While any additional resources are welcomed to help address the high levels of crime - specifically violent interpersonal crime – the families of the hundreds who died last year alone at the hands of gangsters and druglords need to be assured that the police are the ones in control of law and order. Cape Town and the Western Cape cannot be ruled by figures from the underworld.

The Western Cape Government has been calling for the full reinstatement of the specialised gang and drug units for years.

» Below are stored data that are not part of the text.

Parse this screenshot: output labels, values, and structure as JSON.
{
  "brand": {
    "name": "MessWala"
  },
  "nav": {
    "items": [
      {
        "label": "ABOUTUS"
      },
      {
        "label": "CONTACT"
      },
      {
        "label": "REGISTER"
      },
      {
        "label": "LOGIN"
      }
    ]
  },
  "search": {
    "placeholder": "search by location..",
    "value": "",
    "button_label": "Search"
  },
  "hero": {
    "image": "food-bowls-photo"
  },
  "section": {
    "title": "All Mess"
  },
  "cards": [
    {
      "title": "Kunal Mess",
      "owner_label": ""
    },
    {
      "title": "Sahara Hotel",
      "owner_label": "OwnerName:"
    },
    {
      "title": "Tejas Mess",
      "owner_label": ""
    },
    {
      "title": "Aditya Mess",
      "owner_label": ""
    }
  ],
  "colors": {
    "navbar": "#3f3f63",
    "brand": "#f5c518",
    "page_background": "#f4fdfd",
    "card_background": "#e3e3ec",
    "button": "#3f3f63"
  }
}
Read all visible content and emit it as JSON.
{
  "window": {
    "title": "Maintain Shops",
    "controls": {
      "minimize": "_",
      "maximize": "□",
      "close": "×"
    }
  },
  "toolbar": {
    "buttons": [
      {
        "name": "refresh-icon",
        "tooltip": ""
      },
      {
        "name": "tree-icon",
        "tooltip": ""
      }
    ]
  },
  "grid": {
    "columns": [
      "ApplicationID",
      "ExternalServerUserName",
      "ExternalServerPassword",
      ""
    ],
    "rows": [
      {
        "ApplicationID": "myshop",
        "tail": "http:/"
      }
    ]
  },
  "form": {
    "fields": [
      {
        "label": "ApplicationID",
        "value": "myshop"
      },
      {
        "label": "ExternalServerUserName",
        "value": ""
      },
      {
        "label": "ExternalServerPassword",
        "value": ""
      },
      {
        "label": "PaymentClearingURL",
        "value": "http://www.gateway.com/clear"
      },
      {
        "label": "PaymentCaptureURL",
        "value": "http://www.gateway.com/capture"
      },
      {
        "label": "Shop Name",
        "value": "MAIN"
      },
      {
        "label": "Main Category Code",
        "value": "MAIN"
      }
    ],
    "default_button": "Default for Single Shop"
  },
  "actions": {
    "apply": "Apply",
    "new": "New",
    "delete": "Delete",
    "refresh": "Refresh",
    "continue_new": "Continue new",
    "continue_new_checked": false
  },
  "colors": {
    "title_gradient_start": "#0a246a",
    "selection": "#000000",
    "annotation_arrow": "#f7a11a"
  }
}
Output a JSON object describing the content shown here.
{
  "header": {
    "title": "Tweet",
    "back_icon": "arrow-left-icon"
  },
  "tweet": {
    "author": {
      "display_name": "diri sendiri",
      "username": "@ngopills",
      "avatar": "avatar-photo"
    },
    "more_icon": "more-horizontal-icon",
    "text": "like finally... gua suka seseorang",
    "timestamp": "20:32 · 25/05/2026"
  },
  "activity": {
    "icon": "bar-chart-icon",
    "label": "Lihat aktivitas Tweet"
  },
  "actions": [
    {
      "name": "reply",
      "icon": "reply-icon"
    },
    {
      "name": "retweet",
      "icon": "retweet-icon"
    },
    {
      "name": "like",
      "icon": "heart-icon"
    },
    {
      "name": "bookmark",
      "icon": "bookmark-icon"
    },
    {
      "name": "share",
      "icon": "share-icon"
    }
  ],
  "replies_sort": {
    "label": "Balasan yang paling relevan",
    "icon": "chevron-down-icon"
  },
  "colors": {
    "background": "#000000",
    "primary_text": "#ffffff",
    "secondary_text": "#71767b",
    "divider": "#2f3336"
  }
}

One such unit is soon to be launched on the Cape Flats. However, clarity is still outstanding on questions such as:

  • Will this unit be operationalised by robbing police personnel from one part of the province to deploy to another?
  • How effective could 95 officers be in tackling the scale of the gangs, guns and drugs problem?
  • Do these 95 officers form part of the temporary deployment of an additional 257 saps officers under Operation Thunder, or are they new deployments? Media reports indicate that the Anti-Gang unit of 95 officers are already operating on the ground.
  • What has become of the 2016 State of the Nation promise to re-introduce fully-fledged Gang, Gun and Drug Specialised Units? Are these 95 officers all we can expect in this regard?

We need to see the organised crime of entrenched, sophisticated gang and drug structures being tackled with competent, intelligence-driven crime prevention and combatting methods.

We can no longer accept the deterioration of policing resources in the province, instability in SAPS national management, short-lived Police Ministers or corrupt Provincial Commissioners.